Eagerly awaiting Not Amused’s rant on this subject, blaming it on the regulators, BSB, the society we live in etc.

Zachary Bredemear

Isn’t the story here that after a lot of hard work a nursery a short distance from the Old Bailey was established and has now become self-supporting?


There’s an excellent argument for the Inns providing space for a nursery or creche among their extensive estates. The Inner Temple, for example, houses not only various chambers and accommodation for senior members, but also the offices of the Council of the Inns of Court, the Temple Church Office, the Temple Music Foundation, some infrequently-used rooms as part of an “advocacy suite” for students, a carpentry shop, and various other bits and bobs. It would be comparatively easy to set aside a few rooms in one of the buildings to house a creche capable of serving 10-30 children, and I doubt it would be difficult to find a commercial provider willing to use the space to offer an OFSTED-compliant service. The Smithfield House scheme was too far from the Inns to be well-used by barristers anyway. The Inns need to recognise this need and demand among their clientele and make room to service it.

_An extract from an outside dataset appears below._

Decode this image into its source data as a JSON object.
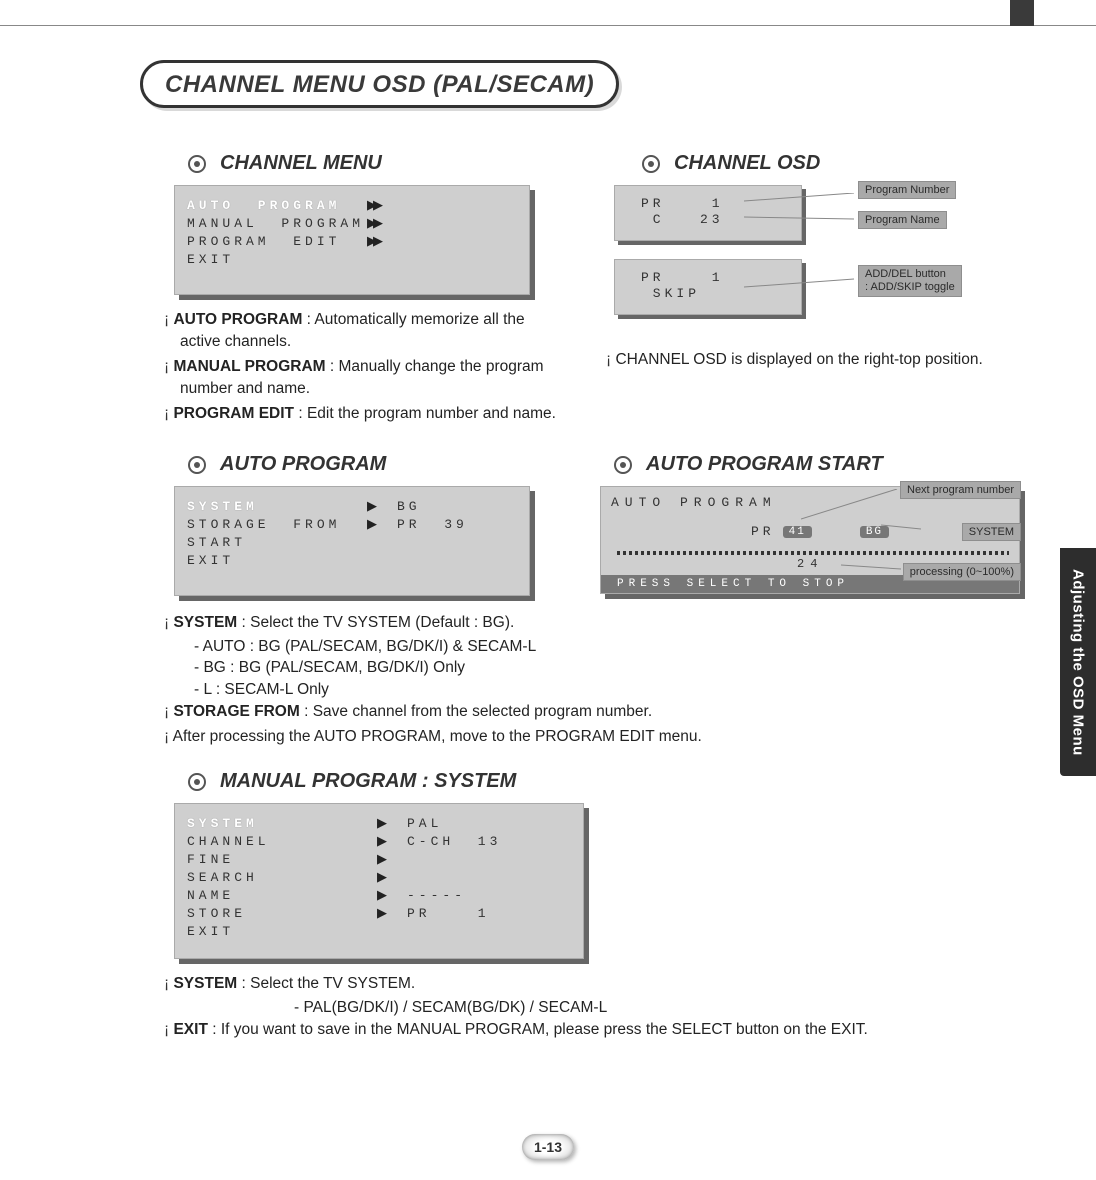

Yes, maybe this is what Lincoln’s Inn’s ludicrous new basement project can be used for.


There’s an excellent argument for the Inns providing space for a nursery or creche among their extensive estates…

Doesn’t Lincolns Inn already do that? I’ve seen Jacob Rees-Mogg wandering around in his nappy.

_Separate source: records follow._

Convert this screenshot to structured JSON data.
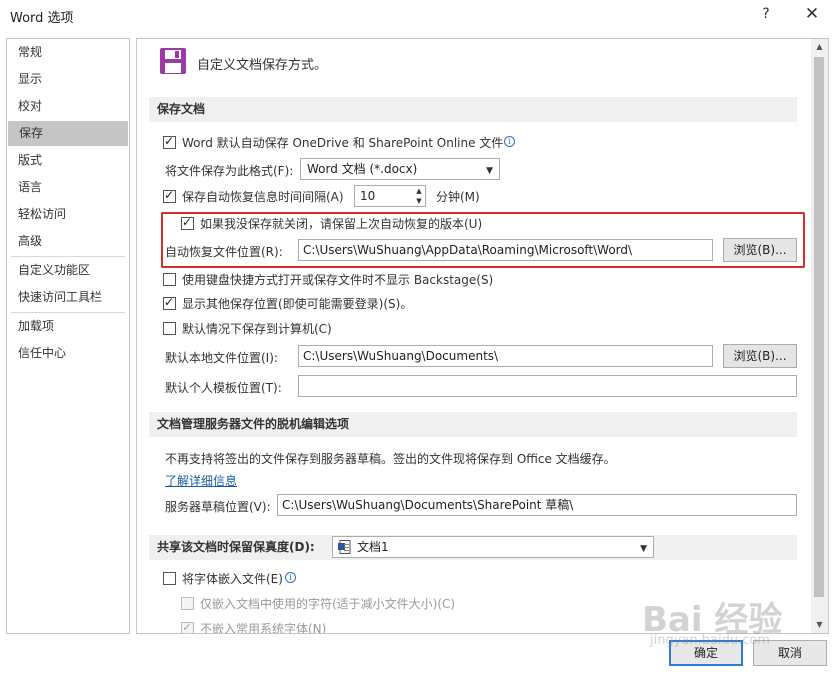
{
  "window": {
    "title": "Word 选项",
    "help": "?",
    "close": "✕"
  },
  "sidebar": {
    "items": [
      {
        "label": "常规"
      },
      {
        "label": "显示"
      },
      {
        "label": "校对"
      },
      {
        "label": "保存",
        "active": true
      },
      {
        "label": "版式"
      },
      {
        "label": "语言"
      },
      {
        "label": "轻松访问"
      },
      {
        "label": "高级"
      },
      {
        "label": "自定义功能区"
      },
      {
        "label": "快速访问工具栏"
      },
      {
        "label": "加载项"
      },
      {
        "label": "信任中心"
      }
    ]
  },
  "header": {
    "title": "自定义文档保存方式。",
    "icon": "floppy-disk-icon"
  },
  "save_section": {
    "title": "保存文档",
    "onedrive_autosave": {
      "label": "Word 默认自动保存 OneDrive 和 SharePoint Online 文件",
      "checked": true
    },
    "format": {
      "label": "将文件保存为此格式(F):",
      "value": "Word 文档 (*.docx)"
    },
    "autorecover": {
      "label": "保存自动恢复信息时间间隔(A)",
      "value": "10",
      "unit": "分钟(M)",
      "checked": true
    },
    "keep_last": {
      "label": "如果我没保存就关闭，请保留上次自动恢复的版本(U)",
      "checked": true
    },
    "autorecover_location": {
      "label": "自动恢复文件位置(R):",
      "value": "C:\\Users\\WuShuang\\AppData\\Roaming\\Microsoft\\Word\\",
      "browse": "浏览(B)..."
    },
    "no_backstage": {
      "label": "使用键盘快捷方式打开或保存文件时不显示 Backstage(S)",
      "checked": false
    },
    "show_additional": {
      "label": "显示其他保存位置(即使可能需要登录)(S)。",
      "checked": true
    },
    "save_to_computer": {
      "label": "默认情况下保存到计算机(C)",
      "checked": false
    },
    "default_local": {
      "label": "默认本地文件位置(I):",
      "value": "C:\\Users\\WuShuang\\Documents\\",
      "browse": "浏览(B)..."
    },
    "template_location": {
      "label": "默认个人模板位置(T):",
      "value": ""
    }
  },
  "offline_section": {
    "title": "文档管理服务器文件的脱机编辑选项",
    "description": "不再支持将签出的文件保存到服务器草稿。签出的文件现将保存到 Office 文档缓存。",
    "learn_more": "了解详细信息",
    "drafts": {
      "label": "服务器草稿位置(V):",
      "value": "C:\\Users\\WuShuang\\Documents\\SharePoint 草稿\\"
    }
  },
  "fidelity_section": {
    "title": "共享该文档时保留保真度(D):",
    "document": "文档1",
    "embed_fonts": {
      "label": "将字体嵌入文件(E)",
      "checked": false
    },
    "embed_used_only": {
      "label": "仅嵌入文档中使用的字符(适于减小文件大小)(C)",
      "checked": false
    },
    "no_common_fonts": {
      "label": "不嵌入常用系统字体(N)",
      "checked": true
    }
  },
  "footer": {
    "ok": "确定",
    "cancel": "取消"
  },
  "watermark": {
    "text": "Bai 经验",
    "sub": "jingyan.baidu.com"
  },
  "colors": {
    "highlight": "#d0302e",
    "section_bg": "#f0f0f0",
    "active_nav": "#c5c5c5",
    "link": "#1a5ca8"
  }
}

8 weeks is a little young to be left in a nursery isn’t it? The bond between mother and baby is surely still forming at that stage.

(INB4 autistic screeching from gender denialists).

Gender denialist



You aren’t going to leave an 8 week old in nursery for a whole day, you fvcking straw man.


How do you know?


Because you eat your young Trumpenkreig.


The problem with this initiative is that it was simply too expensive.

Surprised it lasted this long really.


I’m sure the Bar Council will come up with some genius advice like “Don’t have kids then”




Legal Cheek, you’re looking beautiful today!


Leaving any child that is too young to tell you what kind of day it has had in a nursery is monstrous.

Mine didn’t go until they were old enough to be able to tell me whether they had a good time or a bad time and could socialise with other children.

If you’re going to dump your offspring from eight weeks, why bother having them in the first place?


The other thing, of course, is that some will get shipped off to boarding school aged 11.